O portunhol falamos todos de berço, e me iniciei na língua de Cervantes e Bolaños com "El Lazarillo de Tormes". Com um bom dicionário, me viro na língua do Lácio e adquiri alguma fluência na língua de Dante acompanhando o Giro d'Italia pela Internet, na Gazzetta dello Sport, especialmente o fabuloso Giro de 2004, com a inesperada conquista da Maglia Rosa pelo "Piccolo Principe" Damiano Cunego - mesmo ano da epopeia de Thomas Voeckler no Tour de France, que durante várias etapas se agarrou heroicamente ao Maillot Jaune tomado na lendária Trouée d'Arenberg.

Português, Francês, Inglês, Espanhol, Italiano e um pouco de Latim. Mas o desafio maior, a montanha mais alta, o castelo mais inexpugnável, resistia, e resiste ainda, a minhas investidas: o Alemão.
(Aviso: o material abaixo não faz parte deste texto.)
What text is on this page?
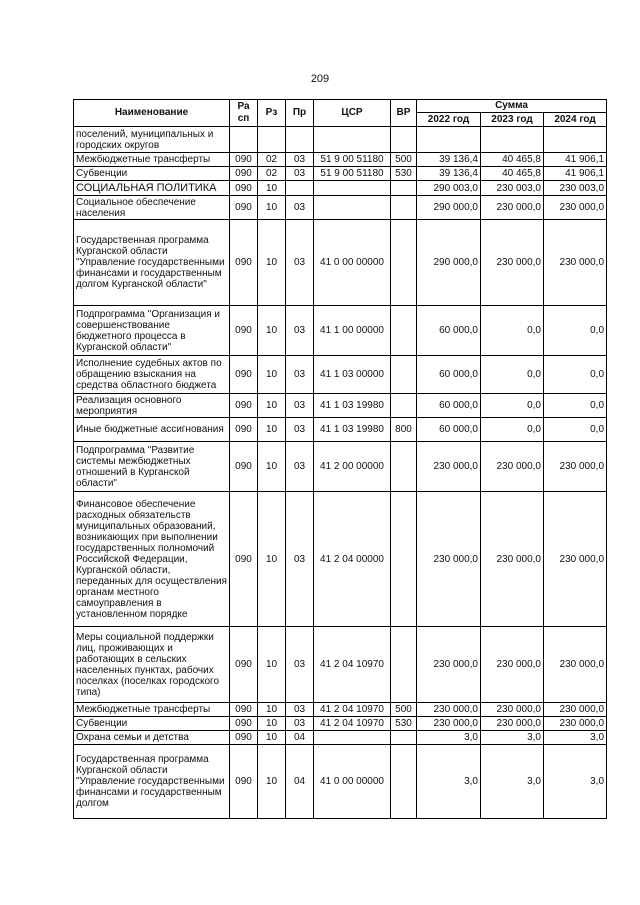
209
Наименование	Ра сп	Рз	Пр	ЦСР	ВР	Сумма		
						2022 год	2023 год	2024 год
поселений, муниципальных и городских округов								
Межбюджетные трансферты	090	02	03	51 9 00 51180	500	39 136,4	40 465,8	41 906,1
Субвенции	090	02	03	51 9 00 51180	530	39 136,4	40 465,8	41 906,1
СОЦИАЛЬНАЯ ПОЛИТИКА	090	10				290 003,0	230 003,0	230 003,0
Социальное обеспечение населения	090	10	03			290 000,0	230 000,0	230 000,0
Государственная программа Курганской области "Управление государственными финансами и государственным долгом Курганской области"	090	10	03	41 0 00 00000		290 000,0	230 000,0	230 000,0
Подпрограмма "Организация и совершенствование бюджетного процесса в Курганской области"	090	10	03	41 1 00 00000		60 000,0	0,0	0,0
Исполнение судебных актов по обращению взыскания на средства областного бюджета	090	10	03	41 1 03 00000		60 000,0	0,0	0,0
Реализация основного мероприятия	090	10	03	41 1 03 19980		60 000,0	0,0	0,0
Иные бюджетные ассигнования	090	10	03	41 1 03 19980	800	60 000,0	0,0	0,0
Подпрограмма "Развитие системы межбюджетных отношений в Курганской области"	090	10	03	41 2 00 00000		230 000,0	230 000,0	230 000,0
Финансовое обеспечение расходных обязательств муниципальных образований, возникающих при выполнении государственных полномочий Российской Федерации, Курганской области, переданных для осуществления органам местного самоуправления в установленном порядке	090	10	03	41 2 04 00000		230 000,0	230 000,0	230 000,0
Меры социальной поддержки лиц, проживающих и работающих в сельских населенных пунктах, рабочих поселках (поселках городского типа)	090	10	03	41 2 04 10970		230 000,0	230 000,0	230 000,0
Межбюджетные трансферты	090	10	03	41 2 04 10970	500	230 000,0	230 000,0	230 000,0
Субвенции	090	10	03	41 2 04 10970	530	230 000,0	230 000,0	230 000,0
Охрана семьи и детства	090	10	04			3,0	3,0	3,0
Государственная программа Курганской области "Управление государственными финансами и государственным долгом	090	10	04	41 0 00 00000		3,0	3,0	3,0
Tinha meus 15 anos quando me caiu entre as mãos um CD da "Paixão segundo João", de ninguém menos que Johann Sebastian Bach, devidamente acompanhado por um encarte bilíngue, em Alemão e Francês - era no tempo em que CDs vinham acompanhados de robustos encartes - vergangenen Zeiten. Tomei a temerária decisão de aprender Alemão fazendo uma xerox do dito encarte. Mais fácil planejar que fazer - faltou combinar com os alemães! Um recuo estratégico se fez necessário.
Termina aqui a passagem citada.